# Notebook to merge county level data with contact info

In [2]:
import numpy as np
import pandas as pd
import matplotlib.pyplot as plt
%matplotlib inline
import seaborn as sns
import pickle
from tqdm import tqdm
import math

In [23]:
with open("../data/df_county_level_cached.pkl", 'rb') as f:
    county_df = pickle.load(f)
with open("countyFIPS_to_city.pkl", 'rb') as f:
    countyFIPS_to_city = pickle.load(f)
contact_info = pd.read_csv("all_state_numbers.csv", index_col = 0)

In [24]:
idxs_used = [] # keeps track of which row indexes in the contact_info were matched
def find_contact(entry, contact_info, idx):
    '''Searches the entry in county_df to see if it is contained in the contact info
    '''
    same_state = contact_info[contact_info["state"] == entry["StateNameAbbreviation"]]
    same_county = same_state[same_state["public_health"].apply(lambda x: entry["CountyName"] in x)]
    if same_county.shape[0] >= 1:
        idxs_used.append(idx)
        return ", ".join(same_county["phone_number"]), ", ".join(same_county["public_health"])
    elif entry["countyFIPS"] in countyFIPS_to_city:
        city = countyFIPS_to_city[entry["countyFIPS"]]
        try:
            same_city = same_state[same_state["public_health"].apply(lambda x: city in x)]
            if same_city.shape[0] >= 1:
                idxs_used.append(idx)
                return ", ".join(same_city["phone_number"]), ", ".join(same_city["public_health"])
            else:
                return None, None
        except:
            return None, None
    else:
        return None, None
# find_contact(entry, contact_info)

In [None]:
health_dept_names = []
contact_numbers = []
for idx, county in tqdm(county_df.iterrows()):
    result = find_contact(county, contact_info, idx)
    health_dept_names.append(result[1])
    contact_numbers.append(result[0])
county_df["HealthDeptName"] = health_dept_names
county_df["HealthDeptContact"] = contact_numbers

**which keys were not matched**

In [29]:
unmatched_row_nums = [k for k in np.arange(contact_info.shape[0]) if not k in idxs_used]

In [32]:
contact_info.iloc[unmatched_row_nums].head(5)

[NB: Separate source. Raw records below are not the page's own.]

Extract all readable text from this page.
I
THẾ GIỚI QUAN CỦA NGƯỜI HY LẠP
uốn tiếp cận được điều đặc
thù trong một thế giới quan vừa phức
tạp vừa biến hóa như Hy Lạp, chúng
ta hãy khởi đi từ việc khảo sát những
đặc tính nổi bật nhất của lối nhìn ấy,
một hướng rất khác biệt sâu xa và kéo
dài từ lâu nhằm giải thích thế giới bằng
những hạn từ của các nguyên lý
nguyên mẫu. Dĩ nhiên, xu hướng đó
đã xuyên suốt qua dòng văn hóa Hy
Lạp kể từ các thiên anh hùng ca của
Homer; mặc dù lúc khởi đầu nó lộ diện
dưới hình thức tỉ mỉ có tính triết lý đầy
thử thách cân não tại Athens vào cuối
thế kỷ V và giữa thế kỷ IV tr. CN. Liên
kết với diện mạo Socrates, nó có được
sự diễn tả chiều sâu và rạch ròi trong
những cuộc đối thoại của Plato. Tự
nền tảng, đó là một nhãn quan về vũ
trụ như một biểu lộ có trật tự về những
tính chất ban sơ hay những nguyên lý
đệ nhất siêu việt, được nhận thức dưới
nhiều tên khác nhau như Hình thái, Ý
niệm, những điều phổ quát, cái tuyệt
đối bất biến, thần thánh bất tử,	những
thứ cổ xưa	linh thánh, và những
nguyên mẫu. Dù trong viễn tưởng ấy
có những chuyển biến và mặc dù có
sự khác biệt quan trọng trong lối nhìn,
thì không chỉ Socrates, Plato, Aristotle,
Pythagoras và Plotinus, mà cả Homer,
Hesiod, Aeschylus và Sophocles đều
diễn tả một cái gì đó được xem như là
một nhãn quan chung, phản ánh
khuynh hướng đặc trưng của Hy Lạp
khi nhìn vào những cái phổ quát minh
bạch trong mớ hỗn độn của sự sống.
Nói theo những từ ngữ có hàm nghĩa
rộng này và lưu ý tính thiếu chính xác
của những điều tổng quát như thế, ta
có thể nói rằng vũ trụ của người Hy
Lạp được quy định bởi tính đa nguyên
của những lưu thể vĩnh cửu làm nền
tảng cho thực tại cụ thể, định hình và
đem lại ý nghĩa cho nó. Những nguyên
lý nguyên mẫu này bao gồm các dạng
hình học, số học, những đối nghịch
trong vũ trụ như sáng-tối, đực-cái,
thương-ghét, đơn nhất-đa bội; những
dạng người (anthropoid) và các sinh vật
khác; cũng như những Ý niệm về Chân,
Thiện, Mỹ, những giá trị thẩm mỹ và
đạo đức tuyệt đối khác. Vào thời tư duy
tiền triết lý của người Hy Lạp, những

Unnamed: 0,state,public_health,phone_number
10,AL,"301 Health Center DrClanton, AL 35045-2349",12057551287
67,AL,Tuscaloosa County Health Department,12055626900
68,AL,Walker County Health Department,12052219775
69,AL,Washington County Health Department,12518472257
218,CA,Monterey County Health Department,18317554585


**which counties don't have a health dept contact**

In [33]:
missing_contact = county_df[county_df["HealthDeptContact"].isna()].sort_values(by = "PopulationEstimate2018", ascending = False)
print(missing_contact.shape[0])
missing_contact[['CountyName', 'StateName', 'countyFIPS']].head(5)

780


Unnamed: 0,CountyName,StateName,countyFIPS
1824,Kings,New York,36047
1841,Queens,New York,36081
1721,Clark,Nevada,32003
1803,Bronx,New York,36005
1954,Wake,North Carolina,37183